The Direct Final Rule came as the result of a negotiation between equipment manufacturers and energy efficiency advocates which excluded the input of HVAC distributors and contractors.
HARDI fears that the cost and responsibility
associated with compliance and enforcement
will befall HVACR distributors and contractors.
HARDI asks the DOE to withdraw the direct final rule and precede with the traditional rulemaking (NOPR) process which would allow for more analysis and stakeholder input.
Indicated in previous comments to DOE, HARDI asserts that support will only be offered to the proposed rule if planned increases in efficiency standards are economically justifiable. With these new comments HARDI maintains that stance, stating that the proposed rule is economically unjustified with the nation’s poor economic climate, an unprecedented drop in new home construction, a substantial decline in unitary sales of both air conditioners and furnaces since the last increase in national standards in 2006, and a reduction in consumer purchasing power.
“HARDI believes that the proposed rule will harm small businesses, jobs, and our industry as a whole at an already difficult time in terms of unitary equipment sales,” says HARDI EVP & C.O.O. Talbot Gee. “If the DOE proceeds with this ill-conceived and unjustified Direct Final Rule, they will be actively turning a blind eye to economic and practical realities," Gee says.

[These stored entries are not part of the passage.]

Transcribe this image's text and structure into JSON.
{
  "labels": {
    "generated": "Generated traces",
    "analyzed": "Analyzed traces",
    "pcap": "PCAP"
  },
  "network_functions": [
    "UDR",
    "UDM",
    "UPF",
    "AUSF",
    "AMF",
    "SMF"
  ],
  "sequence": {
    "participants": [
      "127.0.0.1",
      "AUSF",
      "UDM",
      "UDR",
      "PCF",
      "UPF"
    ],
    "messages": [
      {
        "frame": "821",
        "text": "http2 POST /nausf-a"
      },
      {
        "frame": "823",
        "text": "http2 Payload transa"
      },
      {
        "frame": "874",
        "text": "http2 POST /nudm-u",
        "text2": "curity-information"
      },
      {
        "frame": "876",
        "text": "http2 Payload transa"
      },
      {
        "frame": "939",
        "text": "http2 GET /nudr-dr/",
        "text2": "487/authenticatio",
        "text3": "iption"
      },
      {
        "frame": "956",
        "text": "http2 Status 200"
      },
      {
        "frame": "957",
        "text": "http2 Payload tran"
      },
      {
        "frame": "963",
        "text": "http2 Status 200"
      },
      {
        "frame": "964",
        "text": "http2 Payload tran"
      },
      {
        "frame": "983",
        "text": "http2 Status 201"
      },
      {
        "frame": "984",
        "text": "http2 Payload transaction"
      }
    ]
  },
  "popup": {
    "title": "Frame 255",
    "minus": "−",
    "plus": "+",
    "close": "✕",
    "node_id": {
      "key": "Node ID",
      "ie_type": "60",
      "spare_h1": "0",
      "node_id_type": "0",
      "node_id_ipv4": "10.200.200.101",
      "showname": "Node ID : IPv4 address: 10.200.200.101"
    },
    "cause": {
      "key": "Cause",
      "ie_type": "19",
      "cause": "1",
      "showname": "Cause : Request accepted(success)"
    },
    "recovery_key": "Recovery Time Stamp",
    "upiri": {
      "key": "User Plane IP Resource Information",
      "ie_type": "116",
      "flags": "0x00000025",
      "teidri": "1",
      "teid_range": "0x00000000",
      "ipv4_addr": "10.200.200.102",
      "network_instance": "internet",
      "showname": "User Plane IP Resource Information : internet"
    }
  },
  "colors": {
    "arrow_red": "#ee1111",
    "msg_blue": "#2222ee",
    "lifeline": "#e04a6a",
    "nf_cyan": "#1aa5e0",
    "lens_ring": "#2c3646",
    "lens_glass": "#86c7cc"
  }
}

While the “consensus agreement” between the manufacturers and efficiency advocates which provides the basis for this DOE rule may provide some level of certainty for what models manufacturers may produce for the next 10 years, it adds significant uncertainty to how the rest of the industry will inventory, support, and sell these units.
HARDI’s concerns about the unknown costs associated with compliance and enforcement of the proposed rule make it impossible for the DOE to fully assess its economic impact without first finalizing an enforcement plan. HARDI fears that the cost and responsibility associated with compliance and enforcement will not fall on the manufacturers who negotiated the agreement, but on the many small businesses in the HVAC distribution and contract installation industry. HARDI has asked the DOE withdraw the direct final rule and move the rule to a NOPR with a combined, or concurrent, enforcement rulemaking.